My mistake, I meant to say we are trying to stop them from trading oil for other currencies, and maintaining that oil only be traded for US Dollar (petrol dollar). Its not about nuclear weapons, Isreal, or any other BS that is being thrown around. Its about the petrol dollar...Period . They have blocked the subject out of our media, look around online, this is important. The rich cats are investing against the USD and in gold so when this happens they can rake in more money, and the average person will lose their 401K's and investments(lif e savings). I hope some of you who want to know the truth are looking this up and reading about it. I hope Im wrong, but Iran has said on September 20th they will start selling oil for other currencies, thats why this crap is ramping up right now, they are trying to stop this.
+6 # Dale 2012-07-05 10:42
The U.S. with support of European allies has been engaged in hostile acts and sanctions imposition since the Iranian Revolution that overthrew the U.S. the Shah regime in 1979. Any country has the right to defend itself against foreign threats and one can hardly blame the Iranians if they do try to develop nuclear deterrents or threaten counter-attacks if attacked. The U.S. is the aggressor, not Iran. Stupid. Just leave them alone and stop giving the regime excuses for the need for weaponary. The mullahs will eventually fade into obscurity with growing secularization.
+1 # RICHARDKANEpa 2012-07-05 15:05
But Iran's real goal is to create enough tension with Israel and the US that the Sunni Majority in the Muslim world would feel that the Shiites belong. Shiites and Sunnis can fight like cats and dogs but as soon as the Jews attack they feel like they are one. The Shiites would be just as much and oppressed minority as the Sufi minority if they didn't continue to get America and Israel mad at them. Ideally Ahmadinejad would like permanent almost war with non-Muslims to keep the Muslim World united.
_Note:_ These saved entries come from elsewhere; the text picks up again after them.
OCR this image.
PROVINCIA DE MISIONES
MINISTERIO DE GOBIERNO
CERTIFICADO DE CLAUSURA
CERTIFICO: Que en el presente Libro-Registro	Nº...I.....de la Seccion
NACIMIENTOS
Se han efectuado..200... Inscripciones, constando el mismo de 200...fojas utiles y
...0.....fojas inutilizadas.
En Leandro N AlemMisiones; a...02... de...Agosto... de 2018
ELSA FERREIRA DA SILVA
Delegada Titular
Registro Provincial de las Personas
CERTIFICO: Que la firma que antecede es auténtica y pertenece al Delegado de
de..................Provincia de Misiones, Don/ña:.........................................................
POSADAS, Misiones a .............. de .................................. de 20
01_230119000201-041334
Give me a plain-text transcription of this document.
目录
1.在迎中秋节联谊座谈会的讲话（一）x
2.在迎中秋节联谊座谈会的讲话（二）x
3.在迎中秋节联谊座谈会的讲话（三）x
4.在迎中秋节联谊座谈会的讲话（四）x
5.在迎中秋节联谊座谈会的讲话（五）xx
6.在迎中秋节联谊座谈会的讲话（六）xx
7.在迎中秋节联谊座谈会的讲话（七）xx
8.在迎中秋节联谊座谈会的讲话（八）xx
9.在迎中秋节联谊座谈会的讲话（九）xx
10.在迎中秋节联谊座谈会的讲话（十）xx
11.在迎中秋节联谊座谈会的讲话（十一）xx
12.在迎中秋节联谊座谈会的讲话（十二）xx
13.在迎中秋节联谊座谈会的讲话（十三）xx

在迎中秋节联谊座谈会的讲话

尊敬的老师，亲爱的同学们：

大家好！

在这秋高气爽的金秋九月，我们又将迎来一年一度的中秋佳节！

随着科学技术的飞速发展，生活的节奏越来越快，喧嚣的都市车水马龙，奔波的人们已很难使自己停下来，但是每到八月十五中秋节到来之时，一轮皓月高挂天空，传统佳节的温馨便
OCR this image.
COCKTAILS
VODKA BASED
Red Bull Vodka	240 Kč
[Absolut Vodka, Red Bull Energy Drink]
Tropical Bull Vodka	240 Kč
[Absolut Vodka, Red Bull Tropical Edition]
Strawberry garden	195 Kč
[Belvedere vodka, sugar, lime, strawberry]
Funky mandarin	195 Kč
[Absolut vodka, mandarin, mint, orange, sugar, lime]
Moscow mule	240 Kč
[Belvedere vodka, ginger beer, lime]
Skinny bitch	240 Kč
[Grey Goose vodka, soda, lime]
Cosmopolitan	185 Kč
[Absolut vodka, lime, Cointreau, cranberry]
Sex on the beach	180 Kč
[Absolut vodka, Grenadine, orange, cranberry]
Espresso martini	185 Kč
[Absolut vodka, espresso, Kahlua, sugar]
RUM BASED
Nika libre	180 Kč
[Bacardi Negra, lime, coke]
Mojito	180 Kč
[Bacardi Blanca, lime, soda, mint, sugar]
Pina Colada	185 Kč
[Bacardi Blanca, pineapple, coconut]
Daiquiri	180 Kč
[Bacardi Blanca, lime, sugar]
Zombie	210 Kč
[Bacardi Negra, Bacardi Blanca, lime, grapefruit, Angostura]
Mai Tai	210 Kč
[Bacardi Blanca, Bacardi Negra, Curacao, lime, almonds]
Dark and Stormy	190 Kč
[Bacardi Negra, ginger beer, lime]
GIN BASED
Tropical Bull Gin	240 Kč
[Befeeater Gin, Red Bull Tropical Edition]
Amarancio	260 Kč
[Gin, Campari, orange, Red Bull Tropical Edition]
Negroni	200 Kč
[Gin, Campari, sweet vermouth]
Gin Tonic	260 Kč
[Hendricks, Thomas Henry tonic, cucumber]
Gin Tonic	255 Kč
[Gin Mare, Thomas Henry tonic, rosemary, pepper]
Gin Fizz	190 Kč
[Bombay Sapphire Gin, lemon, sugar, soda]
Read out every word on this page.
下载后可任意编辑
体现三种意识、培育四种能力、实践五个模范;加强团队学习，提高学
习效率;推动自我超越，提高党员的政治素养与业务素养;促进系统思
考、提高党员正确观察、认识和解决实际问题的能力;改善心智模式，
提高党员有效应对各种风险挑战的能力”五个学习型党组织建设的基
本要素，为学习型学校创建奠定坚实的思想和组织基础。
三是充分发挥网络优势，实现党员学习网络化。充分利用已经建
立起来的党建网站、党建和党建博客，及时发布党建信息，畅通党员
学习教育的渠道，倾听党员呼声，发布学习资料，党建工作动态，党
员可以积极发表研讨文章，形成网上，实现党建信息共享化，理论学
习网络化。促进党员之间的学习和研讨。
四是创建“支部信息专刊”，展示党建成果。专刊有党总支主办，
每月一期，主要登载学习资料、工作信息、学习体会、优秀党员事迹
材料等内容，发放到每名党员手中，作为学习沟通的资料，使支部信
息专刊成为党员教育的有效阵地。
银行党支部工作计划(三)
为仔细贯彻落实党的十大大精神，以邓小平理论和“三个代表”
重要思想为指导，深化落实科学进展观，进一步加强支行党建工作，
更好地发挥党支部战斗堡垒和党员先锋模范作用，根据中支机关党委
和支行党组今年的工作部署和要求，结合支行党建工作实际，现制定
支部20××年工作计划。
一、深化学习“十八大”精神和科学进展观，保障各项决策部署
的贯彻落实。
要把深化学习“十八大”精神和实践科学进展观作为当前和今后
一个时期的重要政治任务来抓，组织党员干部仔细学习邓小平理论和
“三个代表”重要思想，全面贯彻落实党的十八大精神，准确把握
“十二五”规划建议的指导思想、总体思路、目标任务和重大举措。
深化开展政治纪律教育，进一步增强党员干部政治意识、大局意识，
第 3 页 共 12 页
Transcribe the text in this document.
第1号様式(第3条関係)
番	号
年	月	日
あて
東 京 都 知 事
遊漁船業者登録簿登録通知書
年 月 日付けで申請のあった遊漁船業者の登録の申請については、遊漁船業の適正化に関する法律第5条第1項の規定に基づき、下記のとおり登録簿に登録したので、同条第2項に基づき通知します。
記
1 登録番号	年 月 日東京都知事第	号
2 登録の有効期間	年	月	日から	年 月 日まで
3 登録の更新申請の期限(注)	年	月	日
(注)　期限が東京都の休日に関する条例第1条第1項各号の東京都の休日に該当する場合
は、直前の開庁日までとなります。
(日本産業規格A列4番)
I am not discounting other games like the Military Industrial Complex making as much money as possible but war is an accident unless people tire of almost war to the extent they begin to stop believing it will lead to imminent war.

The commenters are wrong the US is a player in a silly dangerous game not a lone bull in a china shop.
(Sorry about duplicate if comments delay many hours).
+1 # readerz 2012-07-05 19:48
I guess we are expected to have "resolve" about this; I remember when Bush said the word "resolve" meaning defending his family's oil interests through deception. When I think of Iran, I think of music, some of the best music in the world shared with northern India. And that is a symbol of this problem: we don't listen to the music.

Meanwhile, Sudan has had destruction in Timbuktu, but that is only rich in culture, not oil, so it won't matter to us.
0 # Kwelinyingi 2012-07-06 07:03
Correction: I think Timbuktu is in Mali, not Sudan. Agreed about the destruction though, both that is anticipated in Iran and the ongoing one in Timbuktu. Very sad. A historian friend mentioned some years back there were some 100,000 untranslated manuscripts waiting to be studied, etc. Rather like the burning of the Alexandria library.
0 # Valleyboy 2012-07-12 09:54
I love it how the corporate press present Iran as the aggressor in this context!

Don't give these scumbags your money people.